Invités dans l'émission Lead Story Prime de CVM Television, les deux hommes ont rejoint l'animateur Tyrone Reed après que la diffusion eut surmonté des difficultés techniques survenues plus tôt. La discussion faisait suite à l'avertissement du président de la commission selon lequel un nombre croissant d'affaires judiciaires absorbe des fonds qui pourraient financer des enquêtes. Des membres de l'opposition ont également critiqué la manière dont les agents parlementaires ont traité le dépôt du rapport annuel et des documents connexes.

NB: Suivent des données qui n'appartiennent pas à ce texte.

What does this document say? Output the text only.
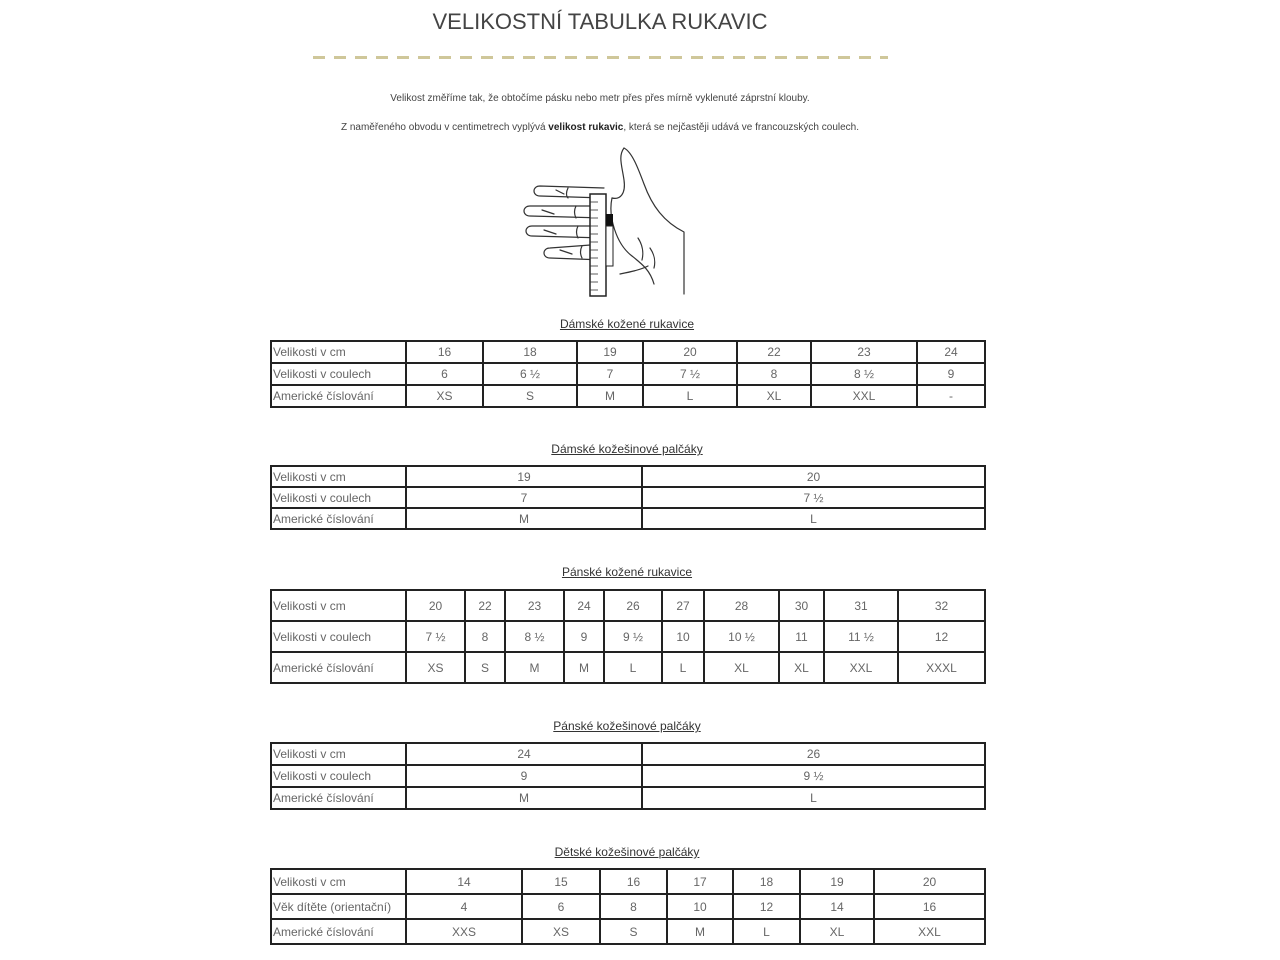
VELIKOSTNÍ TABULKA RUKAVIC

Velikost změříme tak, že obtočíme pásku nebo metr přes přes mírně vyklenuté záprstní klouby.

Z naměřeného obvodu v centimetrech vyplývá velikost rukavic, která se nejčastěji udává ve francouzských coulech.

Dámské kožené rukavice

Velikosti v cm	16	18	19	20	22	23	24
Velikosti v coulech	6	6 ½	7	7 ½	8	8 ½	9
Americké číslování	XS	S	M	L	XL	XXL	-

Dámské kožešinové palčáky

Velikosti v cm	19	20
Velikosti v coulech	7	7 ½
Americké číslování	M	L

Pánské kožené rukavice

Velikosti v cm	20	22	23	24	26	27	28	30	31	32
Velikosti v coulech	7 ½	8	8 ½	9	9 ½	10	10 ½	11	11 ½	12
Americké číslování	XS	S	M	M	L	L	XL	XL	XXL	XXXL

Pánské kožešinové palčáky

Velikosti v cm	24	26
Velikosti v coulech	9	9 ½
Americké číslování	M	L

Dětské kožešinové palčáky

Velikosti v cm	14	15	16	17	18	19	20
Věk dítěte (orientační)	4	6	8	10	12	14	16
Americké číslování	XXS	XS	S	M	L	XL	XXL
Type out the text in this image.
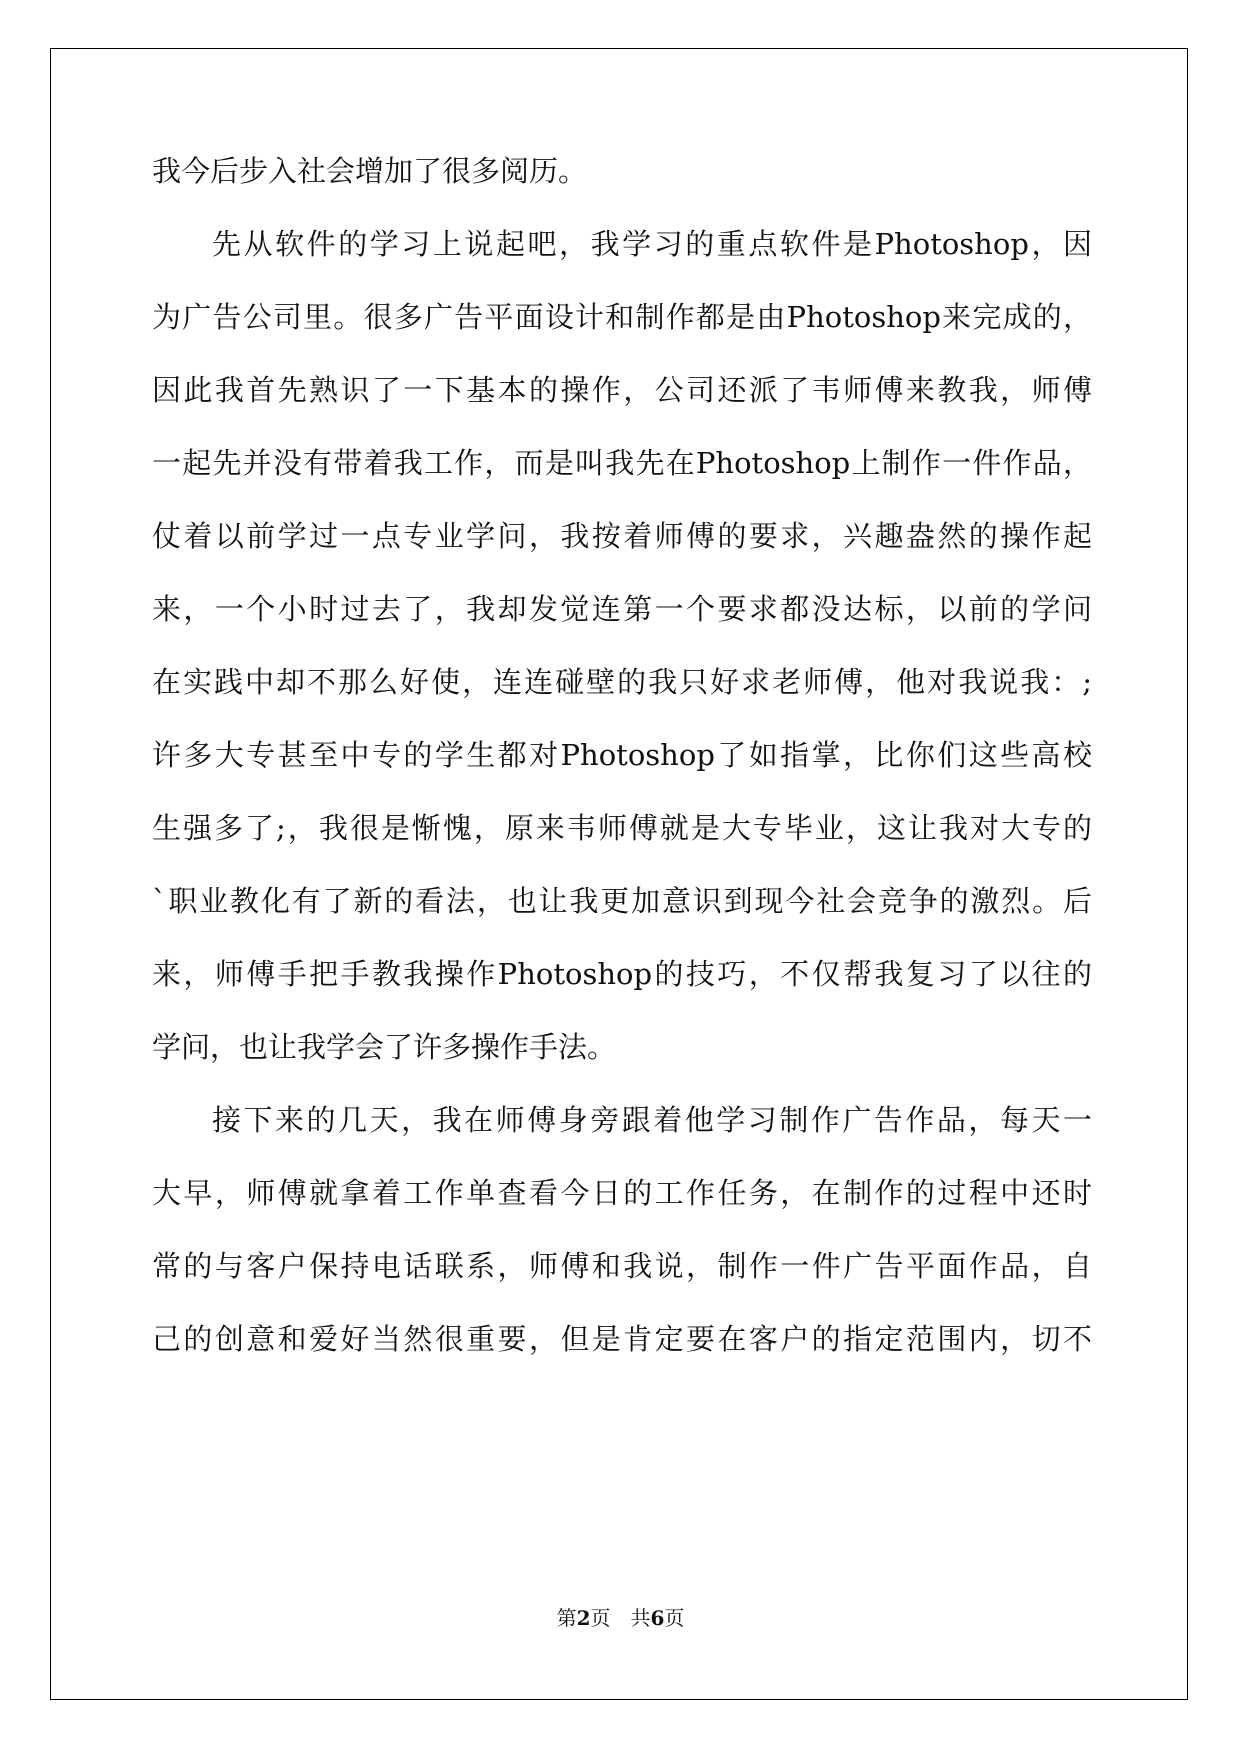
我今后步入社会增加了很多阅历。
先从软件的学习上说起吧，我学习的重点软件是Photoshop，因
为广告公司里。很多广告平面设计和制作都是由Photoshop来完成的，
因此我首先熟识了一下基本的操作，公司还派了韦师傅来教我，师傅
一起先并没有带着我工作，而是叫我先在Photoshop上制作一件作品，
仗着以前学过一点专业学问，我按着师傅的要求，兴趣盎然的操作起
来，一个小时过去了，我却发觉连第一个要求都没达标，以前的学问
在实践中却不那么好使，连连碰壁的我只好求老师傅，他对我说我：;
许多大专甚至中专的学生都对Photoshop了如指掌，比你们这些高校
生强多了;，我很是惭愧，原来韦师傅就是大专毕业，这让我对大专的
`职业教化有了新的看法，也让我更加意识到现今社会竞争的激烈。后
来，师傅手把手教我操作Photoshop的技巧，不仅帮我复习了以往的
学问，也让我学会了许多操作手法。
接下来的几天，我在师傅身旁跟着他学习制作广告作品，每天一
大早，师傅就拿着工作单查看今日的工作任务，在制作的过程中还时
常的与客户保持电话联系，师傅和我说，制作一件广告平面作品，自
己的创意和爱好当然很重要，但是肯定要在客户的指定范围内，切不
第2页　共6页
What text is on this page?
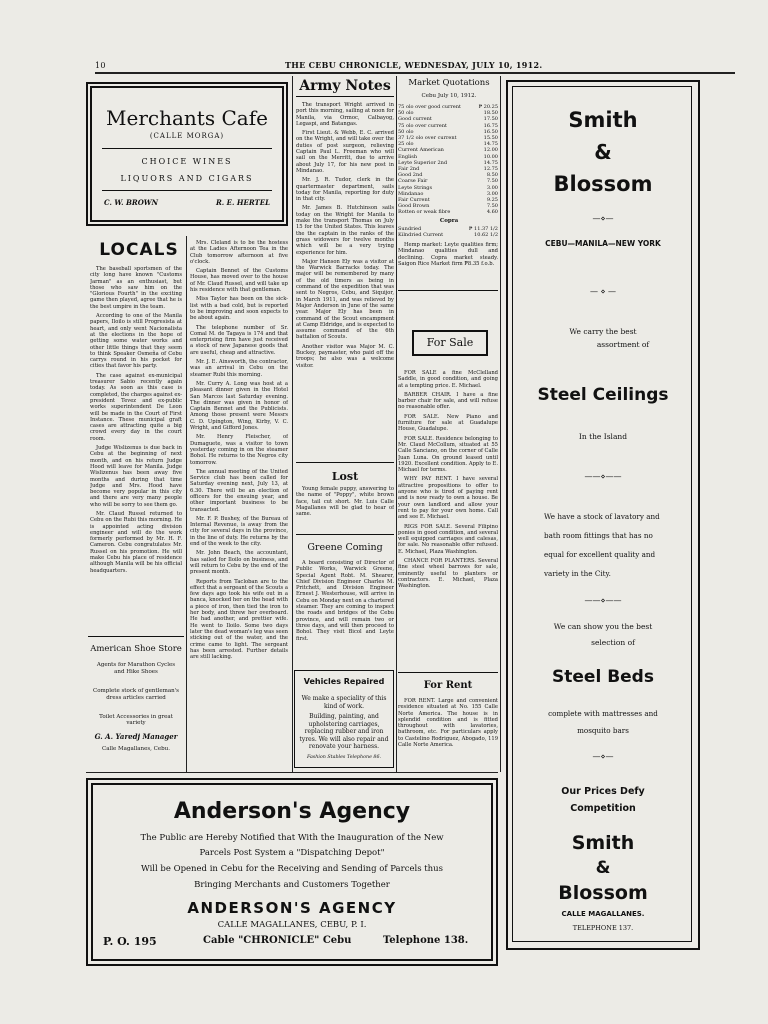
10	THE CEBU CHRONICLE, WEDNESDAY, JULY 10, 1912.
Merchants Cafe
(CALLE MORGA)
CHOICE WINES
LIQUORS AND CIGARS
C. W. BROWN	R. E. HERTEL
LOCALS

The baseball sportsmen of the city long have known "Customs Jarman" as an enthusiast, but those who saw him on the "Glorious Fourth" in the exciting game then played, agree that he is the best umpire in the team.

According to one of the Manila papers, Iloilo is still Progresista at heart, and only went Nacionalista at the elections in the hope of getting some water works and other little things that they seem to think Speaker Osmeña of Cebu carrys round in his pocket for cities that favor his party.

The case against ex-municipal treasurer Sabio recently again today. As soon as this case is completed, the charges against ex-president Tevez and ex-public works superintendent De Leon will be made in the Court of First Instance. These municipal graft cases are attracting quite a big crowd every day in the court room.

Judge Wislizenus is due back in Cebu at the beginning of next month, and on his return Judge Hood will leave for Manila. Judge Wislizenus has been away five months and during that time Judge and Mrs. Hood have become very popular in this city and there are very many people who will be sorry to see them go.

Mr. Claud Russel returned to Cebu on the Rubi this morning. He is appointed acting division engineer and will do the work formerly performed by Mr. H. F. Cameron. Cebu congratulates Mr. Russel on his promotion. He will make Cebu his place of residence although Manila will be his official headquarters.

American Shoe Store
Agents for Marathon Cycles and Hike Shoes
Complete stock of gentleman's dress articles carried
Toilet Accessories in great variety
G. A. Yaredj Manager
Calle Magallanes, Cebu.

Mrs. Cleland is to be the hostess at the Ladies Afternoon Tea in the Club tomorrow afternoon at five o'clock.

Captain Bennet of the Customs House, has moved over to the house of Mr. Claud Russel, and will take up his residence with that gentleman.

Miss Taylor has been on the sick-list with a bad cold, but is reported to be improving and soon expects to be about again.

The telephone number of Sr. Comal M. de Tagaya is 174 and that enterprising firm have just received a stock of new Japanese goods that are useful, cheap and attractive.

Mr. J. E. Ainsworth, the contractor, was an arrival in Cebu on the steamer Rubi this morning.

Mr. Curry A. Long was host at a pleasant dinner given in the Hotel San Marcos last Saturday evening. The dinner was given in honor of Captain Bennet and the Publicists. Among those present were Messrs C. D. Upington, Wing, Kirby, V. C. Wright, and Gifford Jones.

Mr. Henry Fleischer, of Dumaguete, was a visitor to town yesterday coming in on the steamer Bohol. He returns to the Negros city tomorrow.

The annual meeting of the United Service club has been called for Saturday evening next, July 13, at 6.30. There will be an election of officers for the ensuing year, and other important business to be transacted.

Mr. F. P. Bushey, of the Bureau of Internal Revenue, is away from the city for several days in the province, in the line of duty. He returns by the end of the week to the city.

Mr. John Beach, the accountant, has sailed for Iloilo on business, and will return to Cebu by the end of the present month.

Reports from Tacloban are to the effect that a sergeant of the Scouts a few days ago took his wife out in a banca, knocked her on the head with a piece of iron, then tied the iron to her body, and threw her overboard. He had another, and prettier wife. He went to Iloilo. Some two days later the dead woman's leg was seen sticking out of the water, and the crime came to light. The sergeant has been arrested. Further details are still lacking.

Army Notes

The transport Wright arrived in port this morning, sailing at noon for Manila, via Ormoc, Calbayog, Legaspi, and Batangas.

First Lieut. & Webb, E. C. arrived on the Wright, and will take over the duties of post surgeon, relieving Captain Paul L. Freeman who will sail on the Merritt, due to arrive about July 17, for his new post in Mindanao.

Mr. J. R. Tudor, clerk in the quartermaster department, sails today for Manila, reporting for duty in that city.

Mr. James B. Hutchinson sails today on the Wright for Manila to make the transport Thomas on July 15 for the United States. This leaves the the captain in the ranks of the grass widowers for twelve months which will be a very trying experience for him.

Major Hanson Ely was a visitor at the Warwick Barracks today. The major will be remembered by many of the old timers as being in command of the expedition that was sent to Negros, Cebu, and Siquijor, in March 1911, and was relieved by Major Anderson in June of the same year. Major Ely has been in command of the Scout encampment at Camp Eldridge, and is expected to assume command of the 6th battalion of Scouts.

Another visitor was Major M. C. Buckey, paymaster, who paid off the troops; he also was a welcome visitor.

Lost

Young female puppy, answering to the name of "Poppy", white brown face, tail cut short. Mr. Luis Calle Magallanes will be glad to hear of same.

Greene Coming

A board consisting of Director of Public Works, Warwick Greene, Special Agent Robt. M. Shearer, Chief Division Engineer Charles M. Pritchett, and Division Engineer Ernest J. Westerhouse, will arrive in Cebu on Monday next on a chartered steamer. They are coming to inspect the roads and bridges of the Cebu province, and will remain two or three days, and will then proceed to Bohol. They visit Bicol and Leyte first.

Vehicles Repaired
We make a speciality of this kind of work.
Building, painting, and upholstering carriages, replacing rubber and iron tyres. We will also repair and renovate your harness.
Fashion Stables Telephone 86.
Market Quotations
Cebu July 10, 1912.
75 olo over good current	₱ 20.25
50 olo	18.50
Good current	17.50
75 olo over current	16.75
50 olo	16.50
37 1/2 olo over current	15.50
25 olo	14.75
Current American	12.00
English	10.00
Leyte Superior 2nd	14.75
Fair 2nd	12.75
Good 2nd	8.50
Coarse Fair	7.50
Leyte Strings	3.00
Mindanao	3.00
Fair Current	9.25
Good Brown	7.50
Rotten or weak fibre	4.60
Copra
Sundried	₱ 11.37 1/2
Kilndried Current	10.62 1/2

Hemp market: Leyte qualities firm; Mindanao qualities dull and declining. Copra market steady. Saigon Rice Market firm ₱8.35 f.o.b.

For Sale

FOR SALE a fine McClelland Saddle, in good condition, and going at a tempting price. E. Michael.

BARBER CHAIR. I have a fine barber chair for sale, and will refuse no reasonable offer.

FOR SALE. New Piano and furniture for sale at Guadalupe House, Guadalupe.

FOR SALE. Residence belonging to Mr. Claud McCollum, situated at 55 Calle Sanciano, on the corner of Calle Juan Luna. On ground leased until 1920. Excellent condition. Apply to E. Michael for terms.

WHY PAY RENT. I have several attractive propositions to offer to anyone who is tired of paying rent and is now ready to own a house. Be your own landlord and allow your rent to pay for your own home. Call and see E. Michael.

RIGS FOR SALE. Several Filipino ponies in good condition, and several well equipped carriages and calesas, for sale. No reasonable offer refused. E. Michael, Plaza Washington.

CHANCE FOR PLANTERS. Several fine steel wheel barrows for sale, eminently useful to planters or contractors. E. Michael, Plaza Washington.

For Rent

FOR RENT. Large and convenient residence situated at No. 155 Calle Norte America. The house is in splendid condition and is fitted throughout with lavatories, bathroom, etc. For particulars apply to Castelino Rodriguez, Abogado, 119 Calle Norte America.

Smith
&
Blossom
—⋄—
CEBU—MANILA—NEW YORK
— ⋄ —
We carry the best
assortment of
Steel Ceilings
In the Island
——⋄——
We have a stock of lavatory and bath room fittings that has no equal for excellent quality and variety in the City.
——⋄——
We can show you the best
selection of
Steel Beds
complete with mattresses and mosquito bars
—⋄—
Our Prices Defy
Competition
Smith
&
Blossom
CALLE MAGALLANES.
TELEPHONE 137.
Anderson's Agency
The Public are Hereby Notified that With the Inauguration of the New
Parcels Post System a "Dispatching Depot"
Will be Opened in Cebu for the Receiving and Sending of Parcels thus
Bringing Merchants and Customers Together
ANDERSON'S AGENCY
CALLE MAGALLANES, CEBU, P. I.
P. O. 195	Cable "CHRONICLE" Cebu	Telephone 138.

Smith a estimé que le président avait raison. Il a comparé cette dynamique à l'ancienne ordonnance de silence (gagging writ), notant que les politiciens qui sollicitent des injonctions ou des recours judiciaires peuvent utiliser les tribunaux pour gagner du temps. Il a plaidé pour qu'une voie judiciaire dédiée permette de résoudre rapidement les affaires liées à l'Integrity Commission. Selon lui, lorsqu'un haut fonctionnaire est simplement dit être visé par une enquête, la rumeur traite souvent la culpabilité comme établie bien avant qu'une inculpation ne soit prononcée.

L'ancien président a également défendu la suppression de la clause de silence qui interdit de divulguer l'identité des personnes visées par une enquête. Il a déclaré que le secret laisse toute la classe politique sous le coup du soupçon dans une société restreinte où la perception peut causer des dommages durables. Le Parlement, a-t-il ajouté, a créé la commission et doit partager la responsabilité si sa structure limite les résultats.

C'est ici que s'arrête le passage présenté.